If a child is born to an American parent or parents outside of the USA, that child is automatically granted US Citizenship at birth. Technically, this kicks in during the process when the parent registers their child's birth with the American authorities. But that child is still also technically a US Citizen even if the parents do not register them with the authorities. This means that the person, even if they continue to live abroad for their entire life, is liable to have to pay US taxes - though it is unlikely that the US authorities would ever follow up on something like this, as it would take a vast amount of resources to keep close tabs on all of these cases.
So when American parents are living abroad, or one American parent is living abroad and has had a child with someone with a different nationality, how should they proceed with registering their child... or not registering their child? Well, some parents are now choosing to simply not register their child as a US citizen. The USA is one of the only nations in the world to run a tax system that is based on citizenship instead of habitual residency. Parents who have been living abroad for a long time may figure that their child will do the same, so if they are registered as a US Citizen, they will be required to report all their earnings to the IRS even if they have never even been to the USA!

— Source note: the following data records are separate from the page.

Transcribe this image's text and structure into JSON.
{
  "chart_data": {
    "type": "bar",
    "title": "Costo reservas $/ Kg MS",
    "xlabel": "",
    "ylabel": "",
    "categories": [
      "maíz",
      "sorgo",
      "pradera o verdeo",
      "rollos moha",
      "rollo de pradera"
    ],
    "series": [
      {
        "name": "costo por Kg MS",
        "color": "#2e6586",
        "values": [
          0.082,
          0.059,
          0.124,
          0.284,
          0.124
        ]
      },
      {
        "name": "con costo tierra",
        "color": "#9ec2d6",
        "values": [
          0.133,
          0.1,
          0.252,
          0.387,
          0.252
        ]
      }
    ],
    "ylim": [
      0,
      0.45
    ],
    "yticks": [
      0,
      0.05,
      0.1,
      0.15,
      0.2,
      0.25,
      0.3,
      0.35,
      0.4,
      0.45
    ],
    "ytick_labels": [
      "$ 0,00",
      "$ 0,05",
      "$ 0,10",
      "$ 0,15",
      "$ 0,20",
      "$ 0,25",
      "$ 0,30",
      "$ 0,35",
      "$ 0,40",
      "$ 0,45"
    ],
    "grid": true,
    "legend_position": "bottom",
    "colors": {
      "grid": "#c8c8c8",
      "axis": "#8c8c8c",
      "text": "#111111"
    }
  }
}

Another reason people are not registering their children with the American authorities is the Foreign Account Tax Compliance Act, which requires citizens living abroad to report certain foreign bank accounts to the US authorities, or potentially face a fine for failing to do so. This has left many US expat parents feeling frustrated, as they wish to register their children as US citizens so they can take full advantage of their roots and heritage, but they also do not want their kids to face any taxes to pay to a country they have never lived in.

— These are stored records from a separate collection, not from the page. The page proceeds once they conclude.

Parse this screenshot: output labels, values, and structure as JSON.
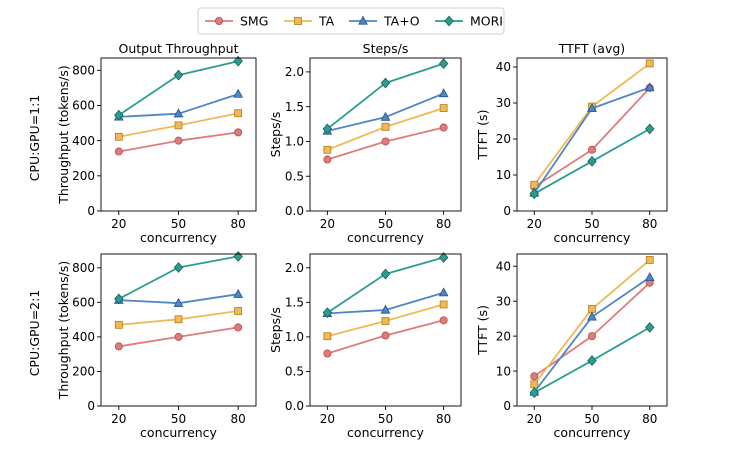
{
  "legend": {
    "entries": [
      {
        "name": "SMG",
        "color": "#e07b7b",
        "edge": "#b84a4a",
        "marker": "circle"
      },
      {
        "name": "TA",
        "color": "#f0b955",
        "edge": "#b07d1e",
        "marker": "square"
      },
      {
        "name": "TA+O",
        "color": "#4f87c6",
        "edge": "#27508a",
        "marker": "triangle"
      },
      {
        "name": "MORI",
        "color": "#2a9d8f",
        "edge": "#1b5f57",
        "marker": "diamond"
      }
    ],
    "placement": "top-center"
  },
  "row_labels": [
    "CPU:GPU=1:1",
    "CPU:GPU=2:1"
  ],
  "chart_data": [
    {
      "type": "line",
      "row": 0,
      "col": 0,
      "title": "Output Throughput",
      "xlabel": "concurrency",
      "ylabel": "Throughput (tokens/s)",
      "x": [
        "20",
        "50",
        "80"
      ],
      "ylim": [
        0,
        870
      ],
      "yticks": [
        0,
        200,
        400,
        600,
        800
      ],
      "series": [
        {
          "name": "SMG",
          "values": [
            338,
            400,
            447
          ]
        },
        {
          "name": "TA",
          "values": [
            422,
            487,
            556
          ]
        },
        {
          "name": "TA+O",
          "values": [
            535,
            553,
            665
          ]
        },
        {
          "name": "MORI",
          "values": [
            545,
            773,
            852
          ]
        }
      ]
    },
    {
      "type": "line",
      "row": 0,
      "col": 1,
      "title": "Steps/s",
      "xlabel": "concurrency",
      "ylabel": "Steps/s",
      "x": [
        "20",
        "50",
        "80"
      ],
      "ylim": [
        0,
        2.2
      ],
      "yticks": [
        0.0,
        0.5,
        1.0,
        1.5,
        2.0
      ],
      "tick_format": "0.0",
      "series": [
        {
          "name": "SMG",
          "values": [
            0.74,
            1.0,
            1.2
          ]
        },
        {
          "name": "TA",
          "values": [
            0.88,
            1.21,
            1.48
          ]
        },
        {
          "name": "TA+O",
          "values": [
            1.15,
            1.35,
            1.69
          ]
        },
        {
          "name": "MORI",
          "values": [
            1.18,
            1.84,
            2.12
          ]
        }
      ]
    },
    {
      "type": "line",
      "row": 0,
      "col": 2,
      "title": "TTFT (avg)",
      "xlabel": "concurrency",
      "ylabel": "TTFT (s)",
      "x": [
        "20",
        "50",
        "80"
      ],
      "ylim": [
        0,
        42.5
      ],
      "yticks": [
        0,
        10,
        20,
        30,
        40
      ],
      "series": [
        {
          "name": "SMG",
          "values": [
            6.7,
            17.0,
            34.2
          ]
        },
        {
          "name": "TA",
          "values": [
            7.3,
            29.0,
            41.0
          ]
        },
        {
          "name": "TA+O",
          "values": [
            5.0,
            28.5,
            34.3
          ]
        },
        {
          "name": "MORI",
          "values": [
            4.8,
            13.8,
            22.8
          ]
        }
      ]
    },
    {
      "type": "line",
      "row": 1,
      "col": 0,
      "title": "",
      "xlabel": "concurrency",
      "ylabel": "Throughput (tokens/s)",
      "x": [
        "20",
        "50",
        "80"
      ],
      "ylim": [
        0,
        880
      ],
      "yticks": [
        0,
        200,
        400,
        600,
        800
      ],
      "series": [
        {
          "name": "SMG",
          "values": [
            345,
            400,
            455
          ]
        },
        {
          "name": "TA",
          "values": [
            470,
            502,
            550
          ]
        },
        {
          "name": "TA+O",
          "values": [
            613,
            595,
            647
          ]
        },
        {
          "name": "MORI",
          "values": [
            620,
            802,
            866
          ]
        }
      ]
    },
    {
      "type": "line",
      "row": 1,
      "col": 1,
      "title": "",
      "xlabel": "concurrency",
      "ylabel": "Steps/s",
      "x": [
        "20",
        "50",
        "80"
      ],
      "ylim": [
        0,
        2.2
      ],
      "yticks": [
        0.0,
        0.5,
        1.0,
        1.5,
        2.0
      ],
      "tick_format": "0.0",
      "series": [
        {
          "name": "SMG",
          "values": [
            0.76,
            1.02,
            1.24
          ]
        },
        {
          "name": "TA",
          "values": [
            1.01,
            1.23,
            1.47
          ]
        },
        {
          "name": "TA+O",
          "values": [
            1.34,
            1.39,
            1.64
          ]
        },
        {
          "name": "MORI",
          "values": [
            1.35,
            1.91,
            2.15
          ]
        }
      ]
    },
    {
      "type": "line",
      "row": 1,
      "col": 2,
      "title": "",
      "xlabel": "concurrency",
      "ylabel": "TTFT (s)",
      "x": [
        "20",
        "50",
        "80"
      ],
      "ylim": [
        0,
        43.5
      ],
      "yticks": [
        0,
        10,
        20,
        30,
        40
      ],
      "series": [
        {
          "name": "SMG",
          "values": [
            8.5,
            20.0,
            35.3
          ]
        },
        {
          "name": "TA",
          "values": [
            6.2,
            27.8,
            41.8
          ]
        },
        {
          "name": "TA+O",
          "values": [
            4.0,
            25.5,
            36.8
          ]
        },
        {
          "name": "MORI",
          "values": [
            3.8,
            13.0,
            22.5
          ]
        }
      ]
    }
  ]
}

Parents even face a dilemma with giving their children a US passport and then letting them formally renounce their US citizenship later if they so choose. This should, in theory, be the solution, but currently it costs over two thousand dollars for citizens age 18 1/2 and over to renounce US citizenship! So the question remains - is travel flexibility and the option to live in another part of the world a bigger benefit than the negative of potential double taxation that comes with it.